Concept

Restoration comedy

Summary
"Restoration comedy" is English comedy written and performed in the Restoration period of 1660–1710. Comedy of manners is used as a synonym for this. After public stage performances were banned for 18 years by the Puritan regime, reopening of the theatres in 1660 marked a renaissance of English drama. Sexually explicit language was encouraged by King Charles II (1660–1685) personally and by the rakish style of his court. Historian George Norman Clark argues: The best-known fact about the Restoration drama is that it is immoral. The dramatists did not criticize the accepted morality about gambling, drink, love, and pleasure generally, or try, like the dramatists of our own time, to work out their own view of character and conduct. What they did was, according to their respective inclinations, to mock at all restraints.
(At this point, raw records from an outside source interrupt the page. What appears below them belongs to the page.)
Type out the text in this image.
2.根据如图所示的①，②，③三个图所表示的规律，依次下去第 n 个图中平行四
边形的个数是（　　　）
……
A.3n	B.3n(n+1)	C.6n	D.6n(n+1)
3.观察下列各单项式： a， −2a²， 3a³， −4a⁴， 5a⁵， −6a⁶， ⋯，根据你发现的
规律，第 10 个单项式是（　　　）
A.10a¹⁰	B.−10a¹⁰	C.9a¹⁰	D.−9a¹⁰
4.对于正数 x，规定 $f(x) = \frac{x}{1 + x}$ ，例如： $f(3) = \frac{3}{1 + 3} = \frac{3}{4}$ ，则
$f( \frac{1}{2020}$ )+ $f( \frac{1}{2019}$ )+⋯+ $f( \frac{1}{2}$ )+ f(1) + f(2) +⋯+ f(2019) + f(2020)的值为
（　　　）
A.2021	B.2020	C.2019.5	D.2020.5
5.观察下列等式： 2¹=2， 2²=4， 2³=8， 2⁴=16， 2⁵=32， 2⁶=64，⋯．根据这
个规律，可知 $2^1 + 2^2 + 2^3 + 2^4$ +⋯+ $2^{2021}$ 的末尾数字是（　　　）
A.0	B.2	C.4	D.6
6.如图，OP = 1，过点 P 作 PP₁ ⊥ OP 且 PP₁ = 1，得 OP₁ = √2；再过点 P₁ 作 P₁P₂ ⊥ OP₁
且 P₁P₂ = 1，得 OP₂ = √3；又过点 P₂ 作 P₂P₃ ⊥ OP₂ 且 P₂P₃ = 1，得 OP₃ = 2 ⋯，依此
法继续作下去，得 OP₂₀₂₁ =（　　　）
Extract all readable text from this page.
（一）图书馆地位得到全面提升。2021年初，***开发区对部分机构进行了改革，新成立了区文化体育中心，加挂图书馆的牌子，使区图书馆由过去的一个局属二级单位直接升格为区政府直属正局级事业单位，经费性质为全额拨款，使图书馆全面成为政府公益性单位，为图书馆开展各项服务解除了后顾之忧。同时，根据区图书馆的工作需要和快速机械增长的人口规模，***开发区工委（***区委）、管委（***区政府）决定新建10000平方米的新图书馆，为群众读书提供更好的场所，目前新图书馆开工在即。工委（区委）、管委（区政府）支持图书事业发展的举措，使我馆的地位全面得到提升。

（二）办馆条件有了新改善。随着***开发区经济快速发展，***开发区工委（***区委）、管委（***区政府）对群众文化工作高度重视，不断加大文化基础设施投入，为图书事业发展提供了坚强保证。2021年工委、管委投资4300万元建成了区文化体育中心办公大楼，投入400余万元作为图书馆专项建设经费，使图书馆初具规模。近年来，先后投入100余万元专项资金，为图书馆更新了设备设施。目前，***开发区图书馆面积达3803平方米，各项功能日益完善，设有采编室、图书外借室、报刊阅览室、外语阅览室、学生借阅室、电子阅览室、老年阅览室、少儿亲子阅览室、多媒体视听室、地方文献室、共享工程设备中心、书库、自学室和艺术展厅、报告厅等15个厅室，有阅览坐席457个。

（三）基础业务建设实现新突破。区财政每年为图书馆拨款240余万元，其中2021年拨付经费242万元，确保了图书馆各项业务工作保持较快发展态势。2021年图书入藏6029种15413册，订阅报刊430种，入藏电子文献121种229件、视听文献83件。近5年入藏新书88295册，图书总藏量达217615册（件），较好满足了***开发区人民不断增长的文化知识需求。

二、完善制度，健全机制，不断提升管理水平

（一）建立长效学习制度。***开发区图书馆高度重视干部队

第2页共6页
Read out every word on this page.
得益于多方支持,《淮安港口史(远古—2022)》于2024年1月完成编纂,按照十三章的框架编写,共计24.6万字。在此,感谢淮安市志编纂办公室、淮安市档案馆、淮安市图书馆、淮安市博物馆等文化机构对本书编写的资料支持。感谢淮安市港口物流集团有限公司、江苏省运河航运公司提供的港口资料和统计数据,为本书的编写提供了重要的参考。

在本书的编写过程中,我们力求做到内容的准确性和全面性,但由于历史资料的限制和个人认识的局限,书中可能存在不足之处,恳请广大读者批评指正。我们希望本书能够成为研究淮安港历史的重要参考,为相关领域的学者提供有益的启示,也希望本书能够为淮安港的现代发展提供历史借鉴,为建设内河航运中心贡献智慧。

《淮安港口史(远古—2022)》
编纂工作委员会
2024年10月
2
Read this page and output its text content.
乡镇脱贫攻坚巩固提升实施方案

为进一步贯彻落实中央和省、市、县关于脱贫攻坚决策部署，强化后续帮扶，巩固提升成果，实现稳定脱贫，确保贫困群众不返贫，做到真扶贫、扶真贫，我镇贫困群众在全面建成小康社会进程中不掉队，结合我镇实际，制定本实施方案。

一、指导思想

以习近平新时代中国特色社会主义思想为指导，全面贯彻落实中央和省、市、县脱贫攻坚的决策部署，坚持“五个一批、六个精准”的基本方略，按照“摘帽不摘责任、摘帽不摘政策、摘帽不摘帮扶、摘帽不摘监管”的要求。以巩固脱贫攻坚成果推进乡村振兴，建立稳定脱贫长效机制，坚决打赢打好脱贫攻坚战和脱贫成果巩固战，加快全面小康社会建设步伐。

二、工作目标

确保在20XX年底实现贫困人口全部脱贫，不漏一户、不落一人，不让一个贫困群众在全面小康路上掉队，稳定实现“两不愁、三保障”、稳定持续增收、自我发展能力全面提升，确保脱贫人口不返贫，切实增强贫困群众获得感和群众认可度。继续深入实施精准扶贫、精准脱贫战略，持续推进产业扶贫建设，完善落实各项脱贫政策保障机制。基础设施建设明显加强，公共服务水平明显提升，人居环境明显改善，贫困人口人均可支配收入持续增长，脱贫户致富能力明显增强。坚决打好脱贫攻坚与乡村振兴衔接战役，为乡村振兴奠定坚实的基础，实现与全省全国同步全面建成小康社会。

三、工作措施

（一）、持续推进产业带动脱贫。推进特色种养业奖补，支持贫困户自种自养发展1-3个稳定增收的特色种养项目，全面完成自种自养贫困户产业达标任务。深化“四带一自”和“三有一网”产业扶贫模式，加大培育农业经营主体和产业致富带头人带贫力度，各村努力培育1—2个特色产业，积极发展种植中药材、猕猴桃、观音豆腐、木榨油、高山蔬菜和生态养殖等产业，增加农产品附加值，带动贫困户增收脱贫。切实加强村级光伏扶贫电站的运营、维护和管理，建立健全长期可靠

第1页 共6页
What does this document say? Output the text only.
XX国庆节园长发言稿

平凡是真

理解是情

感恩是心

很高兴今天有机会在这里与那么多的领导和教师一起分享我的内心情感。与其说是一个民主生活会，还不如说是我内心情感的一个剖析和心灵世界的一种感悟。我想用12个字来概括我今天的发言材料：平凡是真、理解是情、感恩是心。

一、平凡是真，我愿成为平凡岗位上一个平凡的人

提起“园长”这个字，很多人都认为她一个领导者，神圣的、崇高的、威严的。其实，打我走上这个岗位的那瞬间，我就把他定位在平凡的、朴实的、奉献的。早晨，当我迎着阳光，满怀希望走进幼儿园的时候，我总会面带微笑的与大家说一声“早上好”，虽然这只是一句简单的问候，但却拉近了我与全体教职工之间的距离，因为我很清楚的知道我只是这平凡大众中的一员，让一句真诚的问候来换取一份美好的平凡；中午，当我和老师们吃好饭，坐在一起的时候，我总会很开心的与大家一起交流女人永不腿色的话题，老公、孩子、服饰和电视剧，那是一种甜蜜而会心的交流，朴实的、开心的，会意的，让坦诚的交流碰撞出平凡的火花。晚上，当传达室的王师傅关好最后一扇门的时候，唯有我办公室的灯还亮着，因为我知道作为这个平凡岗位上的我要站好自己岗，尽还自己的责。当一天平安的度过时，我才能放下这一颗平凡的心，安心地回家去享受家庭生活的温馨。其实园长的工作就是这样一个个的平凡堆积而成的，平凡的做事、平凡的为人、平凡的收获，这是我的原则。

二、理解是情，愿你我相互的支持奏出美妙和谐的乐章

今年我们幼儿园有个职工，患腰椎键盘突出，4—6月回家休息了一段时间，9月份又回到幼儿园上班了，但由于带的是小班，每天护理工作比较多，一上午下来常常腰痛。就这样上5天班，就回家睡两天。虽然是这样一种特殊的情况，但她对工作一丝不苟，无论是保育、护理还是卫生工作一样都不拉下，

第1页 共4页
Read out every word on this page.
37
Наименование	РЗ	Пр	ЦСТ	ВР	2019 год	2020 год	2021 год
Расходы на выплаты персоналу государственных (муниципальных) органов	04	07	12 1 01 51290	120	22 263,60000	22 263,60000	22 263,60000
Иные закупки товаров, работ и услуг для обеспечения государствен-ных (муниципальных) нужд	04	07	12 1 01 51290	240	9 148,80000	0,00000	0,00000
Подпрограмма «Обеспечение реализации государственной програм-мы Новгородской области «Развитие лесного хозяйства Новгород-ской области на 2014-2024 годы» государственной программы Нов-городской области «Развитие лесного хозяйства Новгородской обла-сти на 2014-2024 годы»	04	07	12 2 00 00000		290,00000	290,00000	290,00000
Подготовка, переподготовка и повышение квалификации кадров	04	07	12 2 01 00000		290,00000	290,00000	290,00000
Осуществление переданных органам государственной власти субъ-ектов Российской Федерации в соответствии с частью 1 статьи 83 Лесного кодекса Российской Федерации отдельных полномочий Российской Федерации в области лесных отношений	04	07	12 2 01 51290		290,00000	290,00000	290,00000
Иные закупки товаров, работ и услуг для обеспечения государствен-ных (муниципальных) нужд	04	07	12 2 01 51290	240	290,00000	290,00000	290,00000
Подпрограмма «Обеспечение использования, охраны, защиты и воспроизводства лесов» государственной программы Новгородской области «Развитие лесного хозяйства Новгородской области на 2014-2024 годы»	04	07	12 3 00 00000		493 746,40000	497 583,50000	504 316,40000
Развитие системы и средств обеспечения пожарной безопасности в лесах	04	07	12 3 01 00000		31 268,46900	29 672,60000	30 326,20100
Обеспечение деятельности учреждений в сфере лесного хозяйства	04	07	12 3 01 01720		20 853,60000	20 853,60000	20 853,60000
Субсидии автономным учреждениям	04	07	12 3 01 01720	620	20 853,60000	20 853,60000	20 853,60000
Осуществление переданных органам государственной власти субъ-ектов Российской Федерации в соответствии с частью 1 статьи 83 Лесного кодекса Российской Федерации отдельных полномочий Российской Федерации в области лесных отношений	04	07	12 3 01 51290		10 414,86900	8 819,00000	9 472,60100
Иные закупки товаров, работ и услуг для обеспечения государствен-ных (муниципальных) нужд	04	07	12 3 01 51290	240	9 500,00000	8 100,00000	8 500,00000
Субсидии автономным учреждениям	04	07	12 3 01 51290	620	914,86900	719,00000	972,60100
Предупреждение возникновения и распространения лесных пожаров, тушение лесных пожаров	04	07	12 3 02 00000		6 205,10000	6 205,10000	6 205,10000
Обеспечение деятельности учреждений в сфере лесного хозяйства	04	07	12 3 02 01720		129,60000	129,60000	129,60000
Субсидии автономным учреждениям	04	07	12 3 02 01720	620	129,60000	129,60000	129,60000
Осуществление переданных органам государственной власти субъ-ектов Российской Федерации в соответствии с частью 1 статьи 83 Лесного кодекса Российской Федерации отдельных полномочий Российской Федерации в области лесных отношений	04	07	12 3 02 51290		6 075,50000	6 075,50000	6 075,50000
Some were gross, others delicately improper.... The dramatists did not merely say anything they liked: they also intended to glory in it and to shock those who did not like it. The socially diverse audiences included aristocrats, their servants and hangers-on and a major middle-class segment. They were attracted to the comedies by up-to-the-minute topical writing, crowded and bustling plots, introduction of the first professional actresses, and the rise of the first celebrity actors. The period saw the first professional female playwright, Aphra Behn. Charles II was an active and interested patron of drama. Soon after his restoration in 1660 he granted exclusive staging rights, so-called Royal patents, to the King's Company and the Duke's Company, led by two middle-aged Caroline playwrights, Thomas Killigrew and William Davenant. The patentees scrambled for performance rights to the previous generation's Jacobean and Caroline plays, as the first necessity for economic survival before any new plays existed. Their next priority was to build splendid patent theatres in Drury Lane and Dorset Gardens, respectively.